In March 2021, the CDF released a video announcing their alliance with Segunda Marquetalia, adopting a new name: "Comandos de la Frontera-Ejército Bolivariano" (English: Border Commandos-Boliviarian Army). They also presented themselves as opponents of corruption, extortion and government economic policies such as fracking.

In February 2025, they broke away from the Segunda Marquetalia to begin peace negotiations with the government.

=== US intervention ===

We are advancing alongside our partners in the fight against narcoterrorism.

I congratulate our joint forces and the Ecuadorian armed forces for the successful operation against narcoterrorists in Ecuador.

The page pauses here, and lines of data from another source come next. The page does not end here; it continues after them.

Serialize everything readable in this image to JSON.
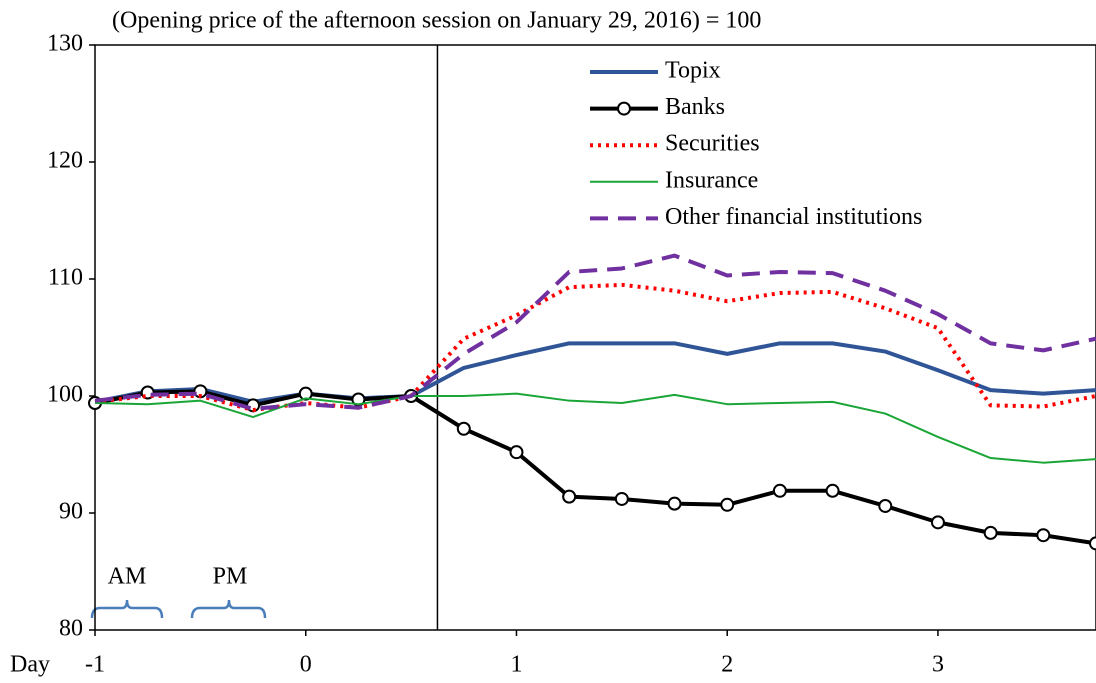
{
  "chart_data": {
    "type": "line",
    "title": "(Opening price of the afternoon session on January 29, 2016) = 100",
    "x_label": "Day",
    "x": [
      -1,
      -0.75,
      -0.5,
      -0.25,
      0,
      0.25,
      0.5,
      0.75,
      1,
      1.25,
      1.5,
      1.75,
      2,
      2.25,
      2.5,
      2.75,
      3,
      3.25,
      3.5,
      3.75
    ],
    "series": [
      {
        "name": "Topix",
        "color": "#2f5597",
        "style": "solid",
        "width": 4,
        "markers": false,
        "values": [
          99.5,
          100.4,
          100.6,
          99.5,
          100.2,
          99.8,
          100.0,
          102.4,
          103.5,
          104.5,
          104.5,
          104.5,
          103.6,
          104.5,
          104.5,
          103.8,
          102.2,
          100.5,
          100.2,
          100.5
        ]
      },
      {
        "name": "Banks",
        "color": "#000000",
        "style": "solid",
        "width": 4,
        "markers": true,
        "values": [
          99.4,
          100.3,
          100.4,
          99.2,
          100.2,
          99.7,
          100.0,
          97.2,
          95.2,
          91.4,
          91.2,
          90.8,
          90.7,
          91.9,
          91.9,
          90.6,
          89.2,
          88.3,
          88.1,
          87.4
        ]
      },
      {
        "name": "Securities",
        "color": "#ff0000",
        "style": "dotted",
        "width": 4,
        "markers": false,
        "values": [
          99.5,
          100.0,
          100.0,
          98.8,
          99.4,
          99.0,
          100.0,
          104.9,
          106.9,
          109.3,
          109.5,
          109.0,
          108.1,
          108.8,
          108.9,
          107.5,
          105.8,
          99.2,
          99.1,
          100.0
        ]
      },
      {
        "name": "Insurance",
        "color": "#1aa637",
        "style": "solid",
        "width": 2,
        "markers": false,
        "values": [
          99.4,
          99.3,
          99.6,
          98.2,
          99.8,
          99.3,
          100.0,
          100.0,
          100.2,
          99.6,
          99.4,
          100.1,
          99.3,
          99.4,
          99.5,
          98.5,
          96.5,
          94.7,
          94.3,
          94.6
        ]
      },
      {
        "name": "Other financial institutions",
        "color": "#7030a0",
        "style": "dashed",
        "width": 4,
        "markers": false,
        "values": [
          99.6,
          100.1,
          100.2,
          98.9,
          99.3,
          99.0,
          100.0,
          103.6,
          106.3,
          110.6,
          110.9,
          112.0,
          110.3,
          110.6,
          110.5,
          109.0,
          107.0,
          104.5,
          103.9,
          104.9
        ]
      }
    ],
    "xlim": [
      -1,
      3.75
    ],
    "xticks": [
      -1,
      0,
      1,
      2,
      3
    ],
    "ylim": [
      80,
      130
    ],
    "yticks": [
      80,
      90,
      100,
      110,
      120,
      130
    ],
    "vline": 0.625,
    "annotations": [
      "AM",
      "PM"
    ],
    "grid": false,
    "legend": "upper right"
  }
}
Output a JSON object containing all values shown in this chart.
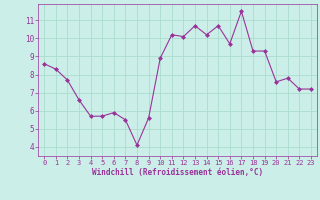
{
  "x": [
    0,
    1,
    2,
    3,
    4,
    5,
    6,
    7,
    8,
    9,
    10,
    11,
    12,
    13,
    14,
    15,
    16,
    17,
    18,
    19,
    20,
    21,
    22,
    23
  ],
  "y": [
    8.6,
    8.3,
    7.7,
    6.6,
    5.7,
    5.7,
    5.9,
    5.5,
    4.1,
    5.6,
    8.9,
    10.2,
    10.1,
    10.7,
    10.2,
    10.7,
    9.7,
    11.5,
    9.3,
    9.3,
    7.6,
    7.8,
    7.2,
    7.2
  ],
  "line_color": "#993399",
  "marker": "D",
  "marker_size": 2,
  "bg_color": "#cceee8",
  "grid_color": "#aaddcc",
  "xlabel": "Windchill (Refroidissement éolien,°C)",
  "xlabel_color": "#993399",
  "tick_color": "#993399",
  "xlim": [
    -0.5,
    23.5
  ],
  "ylim": [
    3.5,
    11.9
  ],
  "yticks": [
    4,
    5,
    6,
    7,
    8,
    9,
    10,
    11
  ],
  "xticks": [
    0,
    1,
    2,
    3,
    4,
    5,
    6,
    7,
    8,
    9,
    10,
    11,
    12,
    13,
    14,
    15,
    16,
    17,
    18,
    19,
    20,
    21,
    22,
    23
  ]
}
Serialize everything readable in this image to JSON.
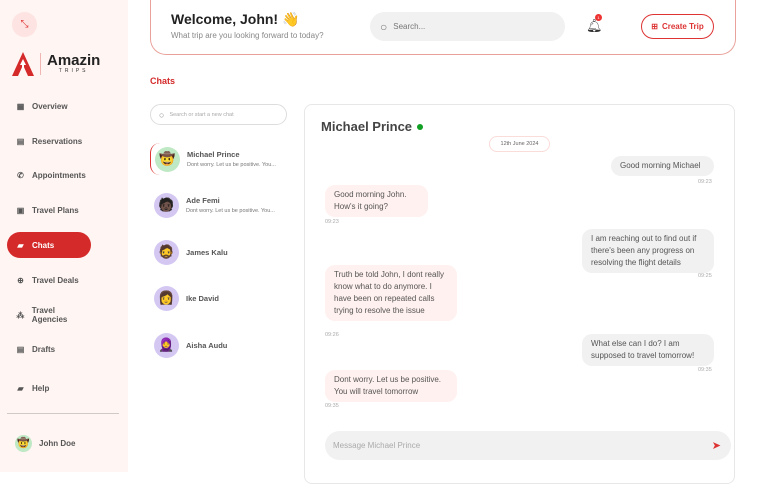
{
  "brand": {
    "name": "Amazin",
    "tagline": "TRIPS",
    "color": "#d42a2a"
  },
  "sidebar": {
    "items": [
      {
        "label": "Overview",
        "icon": "grid-icon"
      },
      {
        "label": "Reservations",
        "icon": "calendar-icon"
      },
      {
        "label": "Appointments",
        "icon": "phone-icon"
      },
      {
        "label": "Travel Plans",
        "icon": "clipboard-icon"
      },
      {
        "label": "Chats",
        "icon": "chat-icon",
        "active": true
      },
      {
        "label": "Travel Deals",
        "icon": "globe-icon"
      },
      {
        "label": "Travel Agencies",
        "icon": "people-icon"
      },
      {
        "label": "Drafts",
        "icon": "document-icon"
      },
      {
        "label": "Help",
        "icon": "help-icon"
      }
    ],
    "user": "John Doe"
  },
  "header": {
    "welcome": "Welcome, John!",
    "emoji": "👋",
    "subtitle": "What trip are you looking forward to today?",
    "search_placeholder": "Search...",
    "notifications": "1",
    "create_trip": "Create Trip"
  },
  "chats": {
    "title": "Chats",
    "search_placeholder": "Search or start a new chat",
    "list": [
      {
        "name": "Michael Prince",
        "preview": "Dont worry. Let us be positive. You...",
        "avatar": "🤠",
        "selected": true
      },
      {
        "name": "Ade Femi",
        "preview": "Dont worry. Let us be positive. You...",
        "avatar": "🧑🏿"
      },
      {
        "name": "James Kalu",
        "preview": "",
        "avatar": "🧔"
      },
      {
        "name": "Ike David",
        "preview": "",
        "avatar": "👩"
      },
      {
        "name": "Aisha Audu",
        "preview": "",
        "avatar": "🧕"
      }
    ]
  },
  "conversation": {
    "name": "Michael Prince",
    "status": "online",
    "date": "12th June 2024",
    "messages": [
      {
        "dir": "out",
        "text": "Good morning Michael",
        "time": "09:23"
      },
      {
        "dir": "in",
        "text": "Good morning John. How's it going?",
        "time": "09:23"
      },
      {
        "dir": "out",
        "text": "I am reaching out to find out if there's been any progress on resolving the flight details",
        "time": "09:25"
      },
      {
        "dir": "in",
        "text": "Truth be told John, I dont really know what to do anymore. I have been on repeated calls trying to resolve the issue",
        "time": "09:26"
      },
      {
        "dir": "out",
        "text": "What else can I do? I am supposed to travel tomorrow!",
        "time": "09:35"
      },
      {
        "dir": "in",
        "text": "Dont worry. Let us be positive. You will travel tomorrow",
        "time": "09:35"
      }
    ],
    "input_placeholder": "Message Michael Prince"
  }
}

This collaborative and decisive action is a strategic success for all nations in the Western Hemisphere committed to disrupting and defeating narcoterrorism.
— General Francis Donovan

On 3 March 2026, United States Southern Command (SOUTHCOM) announced the beginning of a joint operation with the Ecuadorian government against criminal organisations within the country, mainly in Sucumbios Province, on the Colombian border. Strikes were carried out against what President Daniel Noboa claimed were FARC training camps, led by the current leader of the Commandos Mono Tole. Noboa, a close ally of President Trump, who had labelled the US as a "regional ally", held talks with Francis Donovan, commander of SOUTHCOM and Mark A. Schafer, head of US Special Operations in Central and South America and the Caribbean, in Quito preceding the operation.

== Attacks and assassination ==
The CDF (and its predecessor, La Mafia) are identified as the main perpetrators of attacks against social leaders in the Colombian border region; they are also accused of receiving support from the military. One example of their campaigns of violence was the murder of Arturo Tovar Collazos in the village of Los Mangos on 9 January 2020, on the border between the municipalities of Puerto Guzmán and Puerto Caicedo, as well as the murder and attempted murder of other farmers on the same day, in the villages of El Caño Sábalo and Buena Esperanza.

One of the most common tactics used by the CDF to keep rival groups at bay is the setting up of illegal checkpoints and curfews, with the aim of controlling the flow of people and goods passing through their areas of influence. Threats made by armed members against the local population have also been captured on video, and there have been reports of graffiti near the homes of community leaders. The CDF exploited the restrictions imposed due to the COVID-19 emergency in Colombia to expand their area of influence and their activities.

Another murder attributed to the Comandos de la Frontera is the killing of motorcycle taxi driver Segundo Ramírez, which took place on 5 September 2020 in the town centre of Puerto Asís, despite the presence of military patrols in the area. Three days later, Emerson Gómez Álvarez was murdered in the town of Puerto Vega, near Puerto Asís. In October, the CDF were implicated in the murders of Wilfrido Jiménez and Pedro Abel Cañas, which took place between the 12th and 13th of that month; the first in the community of Montebello and the second in the district of Piñuña Blanco, in the municipality of Puerto Asís.

In February of the following year, members of the CDF threatened to dissolve the management board of the Perla Amazónica Peasant Reserve, accompanying this threat with false accusations against the community leaders living in the area.

== Leadership ==
One of the early leaders of the CDF was Pedro Oberman Goyes Cortes, alias "Sinaloa", a dissident from the FARC-EP who turned to cocaine trafficking after leaving the organisation. According to a police source, he rejected the alliance offered to him by FARC dissidents Gentil Duarte and Rodrigo Cadete to rebuild the guerrilla group, because he had no political motivation and wanted to devote himself to drug trafficking. He was reportedly killed by his own men in March 2019, according to the Colombian army, but this account is disputed. He was succeeded by Miguel Antonio Bastidas Bravo, alias “Gárgola,” who remained in charge until his capture later that year. Giovanny Andrés Rojas, alias “Araña” assumed leadership of the criminal organisation until February 2025, when he was also arrested. Mono Tole is the current leader of the CDF.